While gospel music is at the root of 1950s R&B and influenced Elvis, few gospel singers have been included in the Rock and Roll Hall of Fame (shepherdexpress.com/culture/theater/sacred-meets-secular-at-reps-marie-and-rosetta). Sister Rosetta Tharpe (inducted posthumously in 2018) deserves the honor. Unlike many gospel performers who kept blues and vernacular music at arm’s length, Tharpe embraced the electric guitar and the rhythms pouring from the rural South into Chicago’s South Side. Marie and Rosetta tells the story of Tharpe and her protégé, Marie Knight. They enjoyed a Top-10 R&B hit together in 1948, “Up Above My Head.”
Tuesday, November 26
Ike Reilly Assassination @ Shank Hall, 8 p.m.
“Someday Tonight (Will Seem Like a Long Time Ago)” by Ike Reilly
Since his 2001major label debut, Salesmen and Racists, Ike Reilly has been making punk/folk/blues influenced rock and roll records that lean heavily on stories of outsiders with keen details and broad strokes that insinuate a crack in the American Dream. In 2021, the former gravedigger released Because the Angels, oozing with “the flair and charisma of a streetwise poet.”

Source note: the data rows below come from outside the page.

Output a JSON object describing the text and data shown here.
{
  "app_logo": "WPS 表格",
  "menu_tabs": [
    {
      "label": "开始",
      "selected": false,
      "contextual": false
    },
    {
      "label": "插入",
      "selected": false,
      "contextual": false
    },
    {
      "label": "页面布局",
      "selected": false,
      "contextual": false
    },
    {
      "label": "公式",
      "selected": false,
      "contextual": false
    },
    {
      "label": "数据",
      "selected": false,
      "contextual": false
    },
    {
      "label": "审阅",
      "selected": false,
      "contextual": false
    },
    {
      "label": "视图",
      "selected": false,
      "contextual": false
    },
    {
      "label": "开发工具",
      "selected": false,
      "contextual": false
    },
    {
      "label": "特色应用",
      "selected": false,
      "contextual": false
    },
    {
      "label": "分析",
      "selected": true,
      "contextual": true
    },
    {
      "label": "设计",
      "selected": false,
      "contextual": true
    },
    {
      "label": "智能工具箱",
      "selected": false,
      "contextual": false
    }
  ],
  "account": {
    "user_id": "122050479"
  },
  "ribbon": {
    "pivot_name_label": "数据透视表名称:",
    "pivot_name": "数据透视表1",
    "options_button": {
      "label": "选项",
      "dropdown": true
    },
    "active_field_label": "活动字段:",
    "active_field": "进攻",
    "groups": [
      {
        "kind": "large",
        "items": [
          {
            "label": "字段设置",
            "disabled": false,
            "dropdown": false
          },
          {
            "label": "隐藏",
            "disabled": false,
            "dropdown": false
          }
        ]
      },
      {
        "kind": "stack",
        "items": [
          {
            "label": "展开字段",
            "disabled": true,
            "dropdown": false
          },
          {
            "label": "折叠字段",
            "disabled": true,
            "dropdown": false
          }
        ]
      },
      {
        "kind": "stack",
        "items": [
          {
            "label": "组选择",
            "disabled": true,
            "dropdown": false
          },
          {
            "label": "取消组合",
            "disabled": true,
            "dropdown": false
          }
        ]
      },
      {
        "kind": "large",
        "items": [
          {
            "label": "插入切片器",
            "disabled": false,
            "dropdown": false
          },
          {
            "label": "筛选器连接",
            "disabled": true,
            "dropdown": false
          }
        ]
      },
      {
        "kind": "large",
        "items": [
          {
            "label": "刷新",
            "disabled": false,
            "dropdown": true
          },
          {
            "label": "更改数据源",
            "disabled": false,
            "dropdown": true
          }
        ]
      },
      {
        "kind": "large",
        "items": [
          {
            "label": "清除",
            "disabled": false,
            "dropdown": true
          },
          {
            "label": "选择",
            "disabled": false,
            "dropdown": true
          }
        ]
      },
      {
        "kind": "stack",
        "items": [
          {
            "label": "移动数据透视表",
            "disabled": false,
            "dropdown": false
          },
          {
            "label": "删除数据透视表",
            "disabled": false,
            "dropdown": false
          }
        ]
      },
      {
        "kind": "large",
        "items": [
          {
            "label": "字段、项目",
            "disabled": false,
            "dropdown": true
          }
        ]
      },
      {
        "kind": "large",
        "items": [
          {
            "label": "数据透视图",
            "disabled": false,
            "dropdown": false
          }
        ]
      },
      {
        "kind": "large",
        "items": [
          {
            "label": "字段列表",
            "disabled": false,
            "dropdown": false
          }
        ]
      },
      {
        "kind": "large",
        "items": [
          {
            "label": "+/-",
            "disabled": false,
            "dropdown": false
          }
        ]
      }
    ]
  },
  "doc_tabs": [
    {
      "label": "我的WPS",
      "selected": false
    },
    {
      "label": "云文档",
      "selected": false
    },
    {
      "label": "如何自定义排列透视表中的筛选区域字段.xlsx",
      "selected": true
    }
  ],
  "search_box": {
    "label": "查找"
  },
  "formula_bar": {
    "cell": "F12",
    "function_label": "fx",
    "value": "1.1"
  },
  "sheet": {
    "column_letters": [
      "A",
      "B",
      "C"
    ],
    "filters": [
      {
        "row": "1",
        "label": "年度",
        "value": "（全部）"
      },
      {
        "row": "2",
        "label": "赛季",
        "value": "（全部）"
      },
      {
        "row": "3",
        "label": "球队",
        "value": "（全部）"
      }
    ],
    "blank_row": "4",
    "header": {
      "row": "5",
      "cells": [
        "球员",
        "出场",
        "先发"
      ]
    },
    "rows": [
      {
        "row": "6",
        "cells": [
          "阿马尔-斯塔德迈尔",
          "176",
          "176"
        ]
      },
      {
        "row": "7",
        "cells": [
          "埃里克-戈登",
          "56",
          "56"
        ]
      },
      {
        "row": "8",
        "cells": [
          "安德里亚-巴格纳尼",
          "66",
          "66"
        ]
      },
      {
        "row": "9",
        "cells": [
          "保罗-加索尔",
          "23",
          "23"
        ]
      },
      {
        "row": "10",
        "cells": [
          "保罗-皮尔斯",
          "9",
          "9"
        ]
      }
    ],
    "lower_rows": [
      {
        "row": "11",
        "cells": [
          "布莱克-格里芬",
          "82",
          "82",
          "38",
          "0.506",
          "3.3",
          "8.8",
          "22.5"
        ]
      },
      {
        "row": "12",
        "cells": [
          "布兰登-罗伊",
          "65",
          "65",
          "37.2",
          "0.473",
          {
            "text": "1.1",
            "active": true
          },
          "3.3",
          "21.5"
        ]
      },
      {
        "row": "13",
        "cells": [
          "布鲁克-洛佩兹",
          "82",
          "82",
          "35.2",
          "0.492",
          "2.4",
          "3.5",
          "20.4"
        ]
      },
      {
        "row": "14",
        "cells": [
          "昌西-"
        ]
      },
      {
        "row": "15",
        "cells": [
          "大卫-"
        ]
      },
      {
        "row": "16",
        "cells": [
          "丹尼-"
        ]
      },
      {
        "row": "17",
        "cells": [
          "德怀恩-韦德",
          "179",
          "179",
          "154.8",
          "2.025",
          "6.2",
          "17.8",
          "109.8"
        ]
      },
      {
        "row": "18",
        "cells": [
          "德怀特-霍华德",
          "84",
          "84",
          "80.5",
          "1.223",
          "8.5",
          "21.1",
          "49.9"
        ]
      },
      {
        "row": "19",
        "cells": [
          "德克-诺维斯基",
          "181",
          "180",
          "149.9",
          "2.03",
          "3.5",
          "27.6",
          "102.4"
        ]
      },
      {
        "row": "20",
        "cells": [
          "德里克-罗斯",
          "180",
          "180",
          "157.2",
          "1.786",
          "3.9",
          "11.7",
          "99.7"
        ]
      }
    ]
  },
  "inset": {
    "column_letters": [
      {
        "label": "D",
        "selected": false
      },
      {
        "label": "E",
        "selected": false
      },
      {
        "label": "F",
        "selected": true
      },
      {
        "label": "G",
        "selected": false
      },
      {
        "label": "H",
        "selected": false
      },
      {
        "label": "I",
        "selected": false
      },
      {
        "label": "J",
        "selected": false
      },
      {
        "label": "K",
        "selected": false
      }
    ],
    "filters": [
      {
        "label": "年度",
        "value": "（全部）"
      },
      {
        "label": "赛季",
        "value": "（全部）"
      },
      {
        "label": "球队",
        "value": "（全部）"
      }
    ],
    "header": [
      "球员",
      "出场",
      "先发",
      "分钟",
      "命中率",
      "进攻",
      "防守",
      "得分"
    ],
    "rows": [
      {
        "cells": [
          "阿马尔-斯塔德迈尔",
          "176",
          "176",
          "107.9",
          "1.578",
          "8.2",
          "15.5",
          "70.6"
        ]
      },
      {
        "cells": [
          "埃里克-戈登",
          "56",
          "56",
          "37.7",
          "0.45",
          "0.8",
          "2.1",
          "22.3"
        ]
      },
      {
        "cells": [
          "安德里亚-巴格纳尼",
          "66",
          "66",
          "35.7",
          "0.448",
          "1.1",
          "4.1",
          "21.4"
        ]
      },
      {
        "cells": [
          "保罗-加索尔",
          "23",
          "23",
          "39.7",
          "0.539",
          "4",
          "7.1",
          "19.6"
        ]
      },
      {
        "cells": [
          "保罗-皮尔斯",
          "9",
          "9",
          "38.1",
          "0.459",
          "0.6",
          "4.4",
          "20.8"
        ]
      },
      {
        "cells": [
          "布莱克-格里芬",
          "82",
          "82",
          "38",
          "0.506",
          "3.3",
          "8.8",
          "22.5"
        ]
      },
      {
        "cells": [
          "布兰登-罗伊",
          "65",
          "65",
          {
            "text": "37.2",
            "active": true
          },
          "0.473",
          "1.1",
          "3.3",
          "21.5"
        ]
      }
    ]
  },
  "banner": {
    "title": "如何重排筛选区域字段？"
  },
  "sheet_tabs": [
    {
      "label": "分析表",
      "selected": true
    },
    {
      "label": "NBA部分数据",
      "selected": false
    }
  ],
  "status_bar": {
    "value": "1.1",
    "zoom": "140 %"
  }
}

“Someday Tonight (Will Seem Like a Long Time Ago)” was written by Reilly in the days after the police shooting of Jakob Blake in Kenosha in 2020. Two of Reilly's children live in Kenosha and on the evening of the Jakob Blake shooting Reilly's son called him and sent him the video of the shooting. Protesters squared off against police and armed civilians. Illinois resident 17-year-old Kyle Rittenhouse murdered two people and wounded another.
Wednesday, November 27
Nod to Bob @ Linnemans’s Riverwest Inn, 7 p.m.
Set your calendar by it. Each year on the Wednesday before Thanksgiving Nod to Bob celebrates the songs of Bob Dylan and raises much-needed donations for Hunger Task Force. Bill Camplin, Heidi Spencer, John Sieger, Denny Rauen, Chrissy & Mike Clobes and more take the stage. Dylan shows no sign of slowing down and neither does this show which features arrangements of songs familiar and obscure, from acoustic to electric—Judas!
Evan Christian, Shonn Hinton, Alex Wilson, Bryan Cherry and Mariano Latona @ Gibraltar, 7 p.m.
This acoustic showcase brings together some of Milwaukee’s finest guitarists. The potential for collaboration is endless.